Blomkvist leaned back in surprise. Henrik Vanger—of course he had heard of him. An industrialist and former head of the Vanger companies, once renowned in the fields of sawmills, mines, steel, metals, textiles. Vanger had been one of the really big fish in his day, with a reputation for being an honourable, old-fashioned patriarch who would not bend in a strong wind. A cornerstone of Swedish industry, one of the twenty-point stags of the old school, along with Matts Carlgren of MoDo and Hans Werthén at the old Electrolux. The backbone of industry in the welfare state, et cetera.

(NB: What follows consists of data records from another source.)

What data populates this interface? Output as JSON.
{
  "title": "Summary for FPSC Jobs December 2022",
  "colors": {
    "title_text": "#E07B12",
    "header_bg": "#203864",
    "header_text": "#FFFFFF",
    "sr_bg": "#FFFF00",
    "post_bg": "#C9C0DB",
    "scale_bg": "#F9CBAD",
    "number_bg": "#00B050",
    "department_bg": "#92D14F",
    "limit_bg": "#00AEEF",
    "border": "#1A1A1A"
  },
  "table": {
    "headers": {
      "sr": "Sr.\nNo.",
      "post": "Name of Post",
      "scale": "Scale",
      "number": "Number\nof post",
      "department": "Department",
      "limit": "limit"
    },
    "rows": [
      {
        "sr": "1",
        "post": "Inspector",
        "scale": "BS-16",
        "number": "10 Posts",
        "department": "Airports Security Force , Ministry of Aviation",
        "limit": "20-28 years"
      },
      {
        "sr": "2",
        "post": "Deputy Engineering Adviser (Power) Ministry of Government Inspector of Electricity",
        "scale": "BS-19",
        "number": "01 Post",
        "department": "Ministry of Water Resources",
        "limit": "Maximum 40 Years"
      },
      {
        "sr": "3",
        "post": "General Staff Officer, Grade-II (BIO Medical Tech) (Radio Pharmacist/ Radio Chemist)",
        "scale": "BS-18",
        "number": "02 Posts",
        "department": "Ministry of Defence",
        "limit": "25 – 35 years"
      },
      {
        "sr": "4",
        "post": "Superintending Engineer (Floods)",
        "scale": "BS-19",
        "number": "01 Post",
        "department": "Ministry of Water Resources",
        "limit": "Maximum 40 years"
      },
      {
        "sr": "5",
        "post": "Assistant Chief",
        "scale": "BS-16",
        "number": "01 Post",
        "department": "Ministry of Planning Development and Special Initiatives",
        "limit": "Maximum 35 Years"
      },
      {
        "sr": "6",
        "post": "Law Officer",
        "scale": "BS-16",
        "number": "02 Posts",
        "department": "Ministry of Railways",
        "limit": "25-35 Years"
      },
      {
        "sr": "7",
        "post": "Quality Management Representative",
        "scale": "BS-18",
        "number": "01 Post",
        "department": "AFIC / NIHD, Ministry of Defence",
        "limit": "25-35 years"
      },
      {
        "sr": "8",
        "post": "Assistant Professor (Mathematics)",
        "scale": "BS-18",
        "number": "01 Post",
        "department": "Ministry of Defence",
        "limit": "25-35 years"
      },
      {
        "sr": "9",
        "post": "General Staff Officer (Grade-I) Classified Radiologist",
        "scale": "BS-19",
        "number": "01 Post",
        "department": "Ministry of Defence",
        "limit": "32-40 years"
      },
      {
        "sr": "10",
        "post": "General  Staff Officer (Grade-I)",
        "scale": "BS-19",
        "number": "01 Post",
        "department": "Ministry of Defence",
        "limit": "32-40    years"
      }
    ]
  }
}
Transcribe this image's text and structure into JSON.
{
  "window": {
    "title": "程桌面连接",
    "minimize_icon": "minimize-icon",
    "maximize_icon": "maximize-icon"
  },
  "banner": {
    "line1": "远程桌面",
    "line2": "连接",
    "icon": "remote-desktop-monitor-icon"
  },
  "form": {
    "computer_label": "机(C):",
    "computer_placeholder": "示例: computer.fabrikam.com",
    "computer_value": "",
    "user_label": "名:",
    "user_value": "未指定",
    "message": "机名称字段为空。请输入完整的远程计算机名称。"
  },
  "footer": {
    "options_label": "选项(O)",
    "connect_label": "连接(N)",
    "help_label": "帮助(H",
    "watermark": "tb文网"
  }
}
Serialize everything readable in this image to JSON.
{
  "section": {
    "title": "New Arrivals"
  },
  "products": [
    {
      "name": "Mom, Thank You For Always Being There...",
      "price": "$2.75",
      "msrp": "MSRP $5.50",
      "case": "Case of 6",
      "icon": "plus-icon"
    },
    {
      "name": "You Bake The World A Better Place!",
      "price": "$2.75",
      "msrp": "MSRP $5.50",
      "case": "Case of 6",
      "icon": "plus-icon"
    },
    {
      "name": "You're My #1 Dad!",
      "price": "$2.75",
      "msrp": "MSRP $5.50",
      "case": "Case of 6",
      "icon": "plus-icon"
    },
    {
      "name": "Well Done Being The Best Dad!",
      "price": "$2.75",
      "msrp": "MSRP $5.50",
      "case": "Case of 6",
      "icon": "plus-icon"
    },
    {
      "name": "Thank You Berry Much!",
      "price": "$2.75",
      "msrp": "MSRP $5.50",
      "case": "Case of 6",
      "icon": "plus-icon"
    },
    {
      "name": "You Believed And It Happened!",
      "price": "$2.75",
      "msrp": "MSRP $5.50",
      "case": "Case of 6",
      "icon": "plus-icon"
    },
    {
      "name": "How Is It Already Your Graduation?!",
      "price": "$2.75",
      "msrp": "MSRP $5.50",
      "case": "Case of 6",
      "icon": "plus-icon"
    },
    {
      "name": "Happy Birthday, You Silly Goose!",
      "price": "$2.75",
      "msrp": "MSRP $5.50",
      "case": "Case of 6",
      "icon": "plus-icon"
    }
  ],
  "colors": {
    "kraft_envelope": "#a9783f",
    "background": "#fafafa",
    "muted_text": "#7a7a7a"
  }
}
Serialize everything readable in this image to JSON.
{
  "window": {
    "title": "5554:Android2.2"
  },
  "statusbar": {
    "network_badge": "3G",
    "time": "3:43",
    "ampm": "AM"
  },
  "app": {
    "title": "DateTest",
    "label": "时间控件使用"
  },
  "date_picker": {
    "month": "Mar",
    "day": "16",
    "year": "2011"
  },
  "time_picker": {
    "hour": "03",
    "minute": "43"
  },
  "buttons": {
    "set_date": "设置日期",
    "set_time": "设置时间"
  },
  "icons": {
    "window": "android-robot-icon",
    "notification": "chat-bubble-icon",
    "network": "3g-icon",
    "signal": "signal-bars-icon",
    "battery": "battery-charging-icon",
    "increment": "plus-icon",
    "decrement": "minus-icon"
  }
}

But the Vanger companies, still family-owned, had been racked in the past twenty-five years by reorganisations, stock-market crises, interest crises, competition from Asia, declining exports, and other nuisances which taken together had consigned the name Vanger to the backwater. The company was run today by Martin Vanger, whose name Blomkvist associated with a short, plump man with thick hair who occasionally flickered past on the TV screen. He did not know much about him. Henrik Vanger had been out of the picture for at least twenty years.

“Why does Henrik Vanger want to meet me?”

“I’ve been Herr Vanger’s lawyer for many years, but he will have to tell you himself what he wants. On the other hand, I can say that Herr Vanger would like to discuss a possible job with you.”

“Job? I don’t have the slightest intention of going to work for the Vanger company. Is it a press secretary you need?”